In one study, neuroscientists exposed volunteers to different odours. When they did, they found
that getting a whiff of a fishy odour evoked feelings of suspicion; likewise, when research
participants were exposed to another person behaving suspiciously, they were better able to
detect a fishy scent.
The range of findings demonstrating embodied cognition is impressive. A small sampling: Look-
ing upward nudges people to call to mind others who are more powerful, while looking down
prompts thoughts of people we outrank.
People judge a petition to be more consequential if it is handed to them on a heavy clipboard
rather than a lightweight one. Cricketers with high batting averages perceive the ball as bigger
than poorer hitters. Botox injections preventing frowning also slow people’s comprehension of
sentences describing angry and sad events.

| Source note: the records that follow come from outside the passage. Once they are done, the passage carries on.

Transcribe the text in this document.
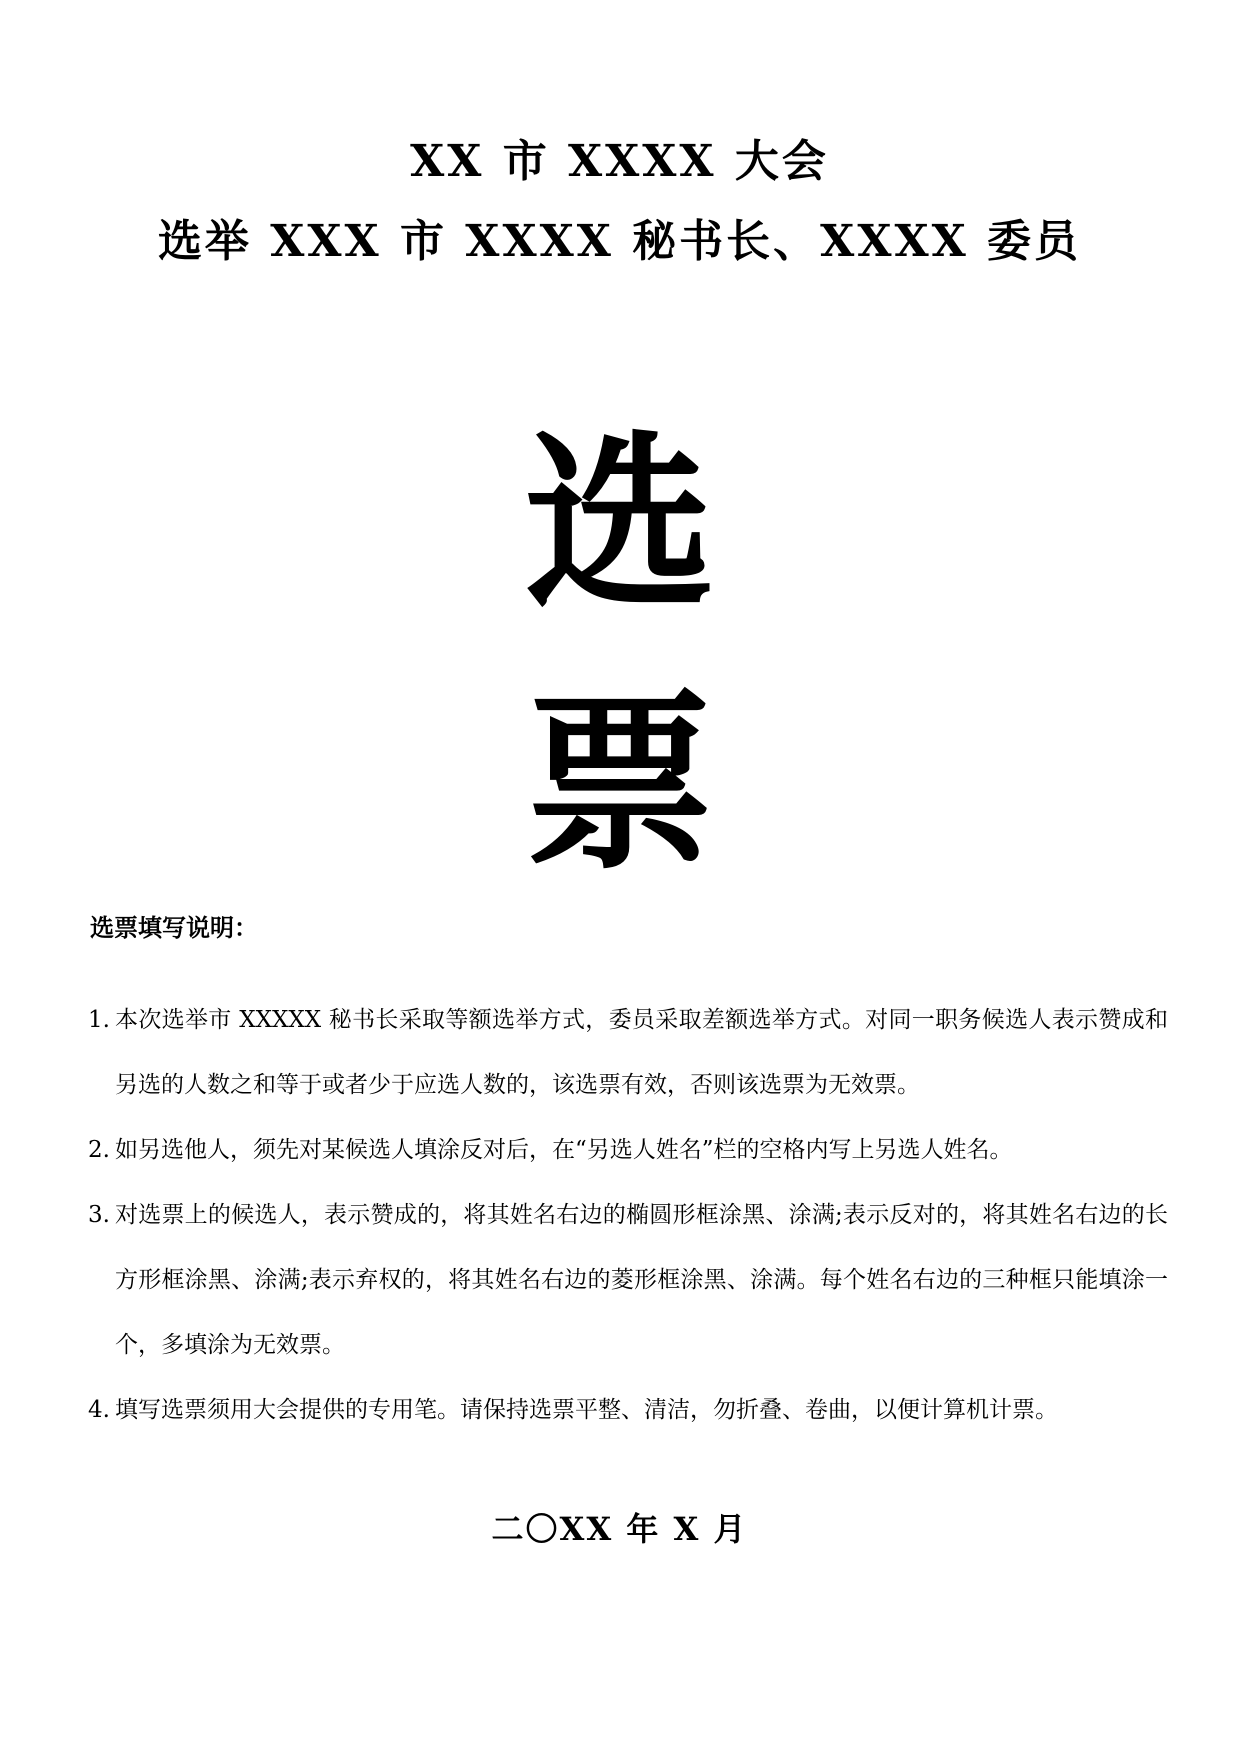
XX 市 XXXX 大会
选举 XXX 市 XXXX 秘书长、XXXX 委员
选
票
选票填写说明：
1. 本次选举市 XXXXX 秘书长采取等额选举方式，委员采取差额选举方式。对同一职务候选人表示赞成和另选的人数之和等于或者少于应选人数的，该选票有效，否则该选票为无效票。
2. 如另选他人，须先对某候选人填涂反对后，在“另选人姓名”栏的空格内写上另选人姓名。
3. 对选票上的候选人，表示赞成的，将其姓名右边的椭圆形框涂黑、涂满;表示反对的，将其姓名右边的长方形框涂黑、涂满;表示弃权的，将其姓名右边的菱形框涂黑、涂满。每个姓名右边的三种框只能填涂一个，多填涂为无效票。
4. 填写选票须用大会提供的专用笔。请保持选票平整、清洁，勿折叠、卷曲，以便计算机计票。
二〇XX 年 X 月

On their surface, findings like these seem like mere fodder for amusing cocktail conversation, but
some cognitive scientists argue the evidence points to something far deeper and more radical.

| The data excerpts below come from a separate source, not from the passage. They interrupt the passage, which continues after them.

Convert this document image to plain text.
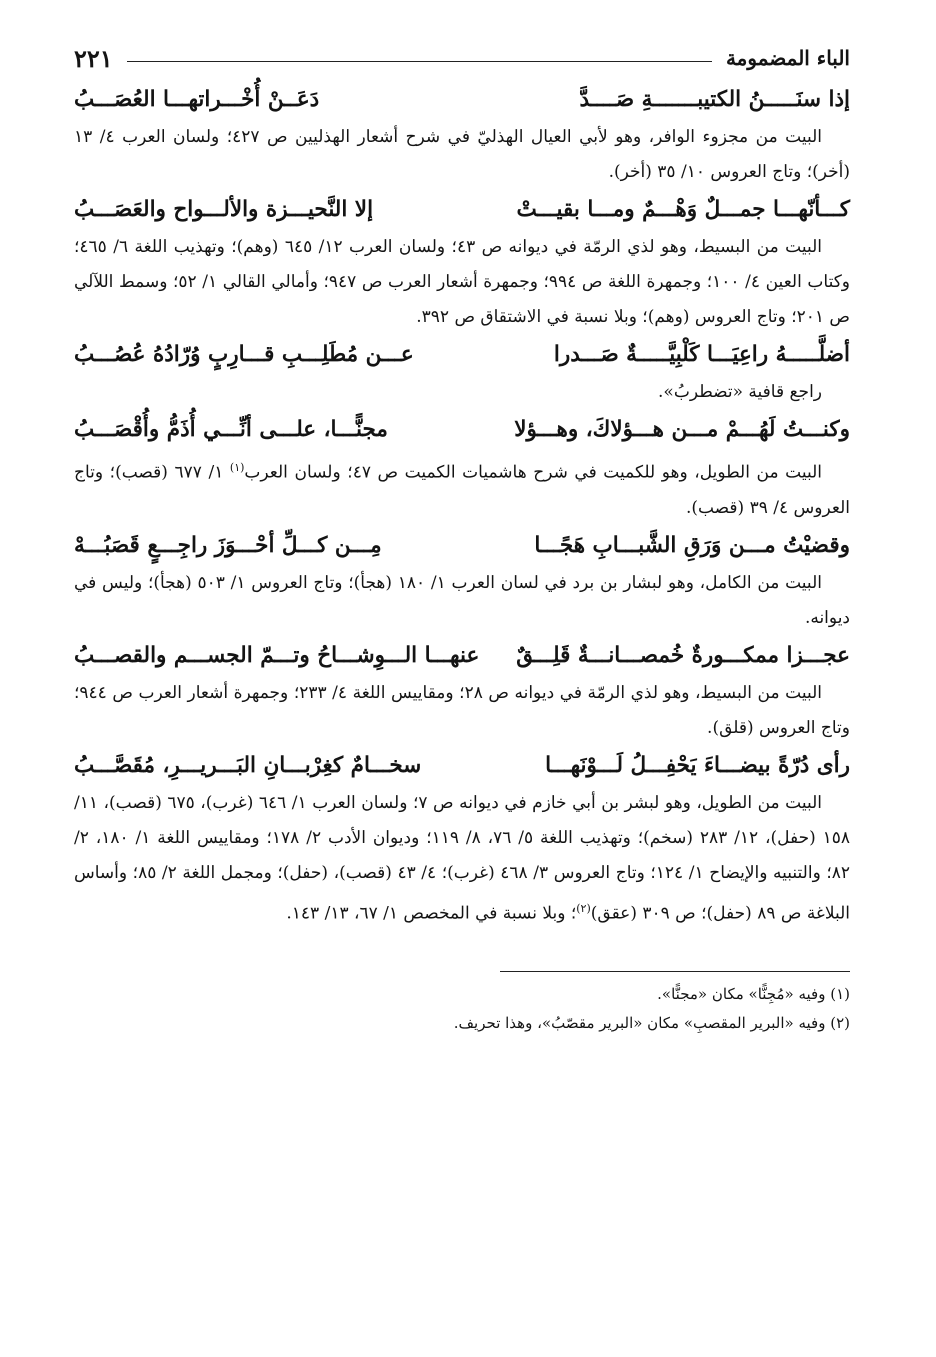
الباء المضمومة
٢٢١
إذا سنَـــــنُ الكتيبـــــــةِ صَــــدَّ
دَعَــنْ أُخْـــراتهـــا العُصَـــبُ

البيت من مجزوء الوافر، وهو لأبي العيال الهذليّ في شرح أشعار الهذليين ص ٤٢٧؛ ولسان العرب ٤/ ١٣ (أخر)؛ وتاج العروس ١٠/ ٣٥ (أخر).

كـــأنّهـــا جمـــلٌ وَهْـــمٌ ومـــا بقيـــتْ
إلا النَّحيـــزة والألـــواح والعَصَـــبُ

البيت من البسيط، وهو لذي الرمّة في ديوانه ص ٤٣؛ ولسان العرب ١٢/ ٦٤٥ (وهم)؛ وتهذيب اللغة ٦/ ٤٦٥؛ وكتاب العين ٤/ ١٠٠؛ وجمهرة اللغة ص ٩٩٤؛ وجمهرة أشعار العرب ص ٩٤٧؛ وأمالي القالي ١/ ٥٢؛ وسمط اللآلي ص ٢٠١؛ وتاج العروس (وهم)؛ وبلا نسبة في الاشتقاق ص ٣٩٢.

أضلَّـــــهُ راعِيَـــا كَلْبِيَّـــــةٌ صَـــدرا
عـــن مُطَلِـــبِ قـــارِبٍ وُرّادُهُ عُصُـــبُ

راجع قافية «تضطربُ».

وكنـــتُ لَهُـــمْ مـــن هـــؤلاكَ، وهـــؤلا
مجنًّـــا، علـــى أنِّـــي أُذَمُّ وأُقْصَـــبُ

البيت من الطويل، وهو للكميت في شرح هاشميات الكميت ص ٤٧؛ ولسان العرب$^{(١)}$ ١/ ٦٧٧ (قصب)؛ وتاج العروس ٤/ ٣٩ (قصب).

وقضيْتُ مـــن وَرَقِ الشَّبـــابِ هَجًـــا
مِـــن كـــلِّ أحْـــوَزَ راجِـــعٍ قَصَبُـــهْ

البيت من الكامل، وهو لبشار بن برد في لسان العرب ١/ ١٨٠ (هجأ)؛ وتاج العروس ١/ ٥٠٣ (هجأ)؛ وليس في ديوانه.

عجـــزا ممكـــورةٌ خُمصـــانـــةٌ قَلِـــقٌ
عنهـــا الـــوِشـــاحُ وتـــمّ الجســـم والقصـــبُ

البيت من البسيط، وهو لذي الرمّة في ديوانه ص ٢٨؛ ومقاييس اللغة ٤/ ٢٣٣؛ وجمهرة أشعار العرب ص ٩٤٤؛ وتاج العروس (قلق).

رأى دُرّةً بيضـــاءَ يَحْفِـــلُ لَـــوْنَهـــا
سخـــامٌ كغِرْبـــانِ البَـــريـــرِ، مُقَصَّـــبُ

البيت من الطويل، وهو لبشر بن أبي خازم في ديوانه ص ٧؛ ولسان العرب ١/ ٦٤٦ (غرب)، ٦٧٥ (قصب)، ١١/ ١٥٨ (حفل)، ١٢/ ٢٨٣ (سخم)؛ وتهذيب اللغة ٥/ ٧٦، ٨/ ١١٩؛ وديوان الأدب ٢/ ١٧٨؛ ومقاييس اللغة ١/ ١٨٠، ٢/ ٨٢؛ والتنبيه والإيضاح ١/ ١٢٤؛ وتاج العروس ٣/ ٤٦٨ (غرب)؛ ٤/ ٤٣ (قصب)، (حفل)؛ ومجمل اللغة ٢/ ٨٥؛ وأساس البلاغة ص ٨٩ (حفل)؛ ص ٣٠٩ (عقق)$^{(٢)}$؛ وبلا نسبة في المخصص ١/ ٦٧، ١٣/ ١٤٣.

(١) وفيه «مُجِنًّا» مكان «مجنًّا».

(٢) وفيه «البرير المقصبِ» مكان «البرير مقصّبُ»، وهذا تحريف.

It’s not just that our bodies influence thought: It’s that thought itself is a system that
simultaneously takes place in the brain, the body and the environment around us.

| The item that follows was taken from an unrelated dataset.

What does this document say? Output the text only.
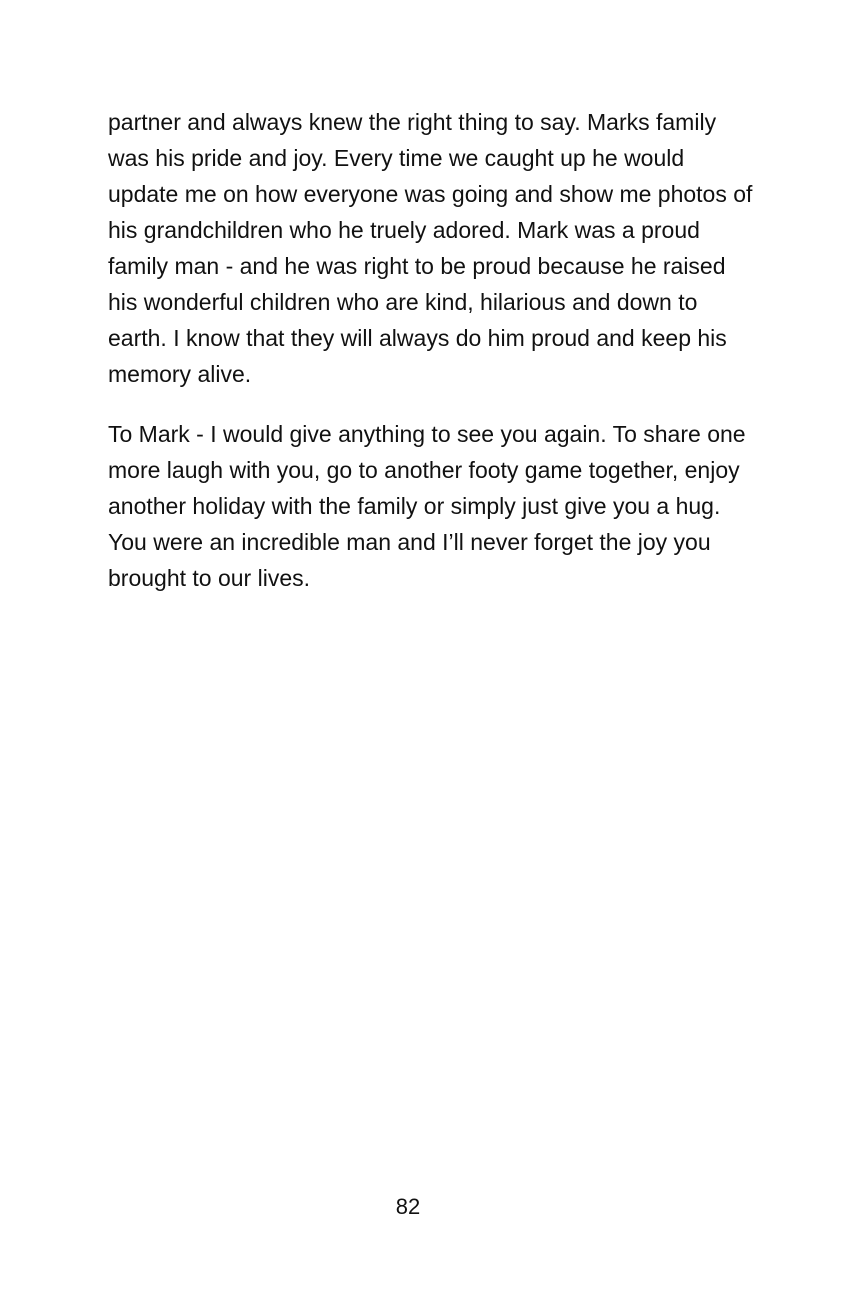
partner and always knew the right thing to say. Marks family was his pride and joy. Every time we caught up he would update me on how everyone was going and show me photos of his grandchildren who he truely adored. Mark was a proud family man - and he was right to be proud because he raised his wonderful children who are kind, hilarious and down to earth. I know that they will always do him proud and keep his memory alive.

To Mark - I would give anything to see you again. To share one more laugh with you, go to another footy game together, enjoy another holiday with the family or simply just give you a hug. You were an incredible man and I’ll never forget the joy you brought to our lives.

82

In fact, we fundamentally perceive the world in terms of our ability to act on our environment,
says Sabrina Golonka, a cognitive psychologist at Leeds Metropolitan University in the United
Kingdom. “We’re not seeing the world in inches and feet — we’re seeing the world in arm units
or leg lengths,” she says.
In one study, researchers at the University of Virginia asked volunteers to estimate the steepness
of a hill just by looking at it from the bottom. The volunteers’ answers correlated with how
physically suited they were to climbing the hill: They rated the hill as steeper when they wore a
heavy backpack, and likewise, athletes described the hill as less steep than volunteers who
were unfit.
Different Bodies, Different Thoughts?
Such findings raise a mind-bending question: Do different bodies dictate different thoughts? In
one study that confronts that idea, cognitive scientist Daniel Casasanto of the New School for
Social Research in New York reasoned that if people use their physical perceptions and motor
experiences to construct mental simulations, then physical characteristics that cause us to
interact with the environment in systematically different ways should in fact send people down
different mental pathways.
To test the possibility, Casasanto and colleagues examined spatial preferences in left- and
right-handers. He found that people prefer the choices presented to them on their dominant
side, a phenomenon that supports what he calls the “body-specificity hypothesis.” When asked
to select which job applicant to hire, which product to buy or which alien creature seemed
most trustworthy, lefties tended to choose the selection that was on the left, and vice versa.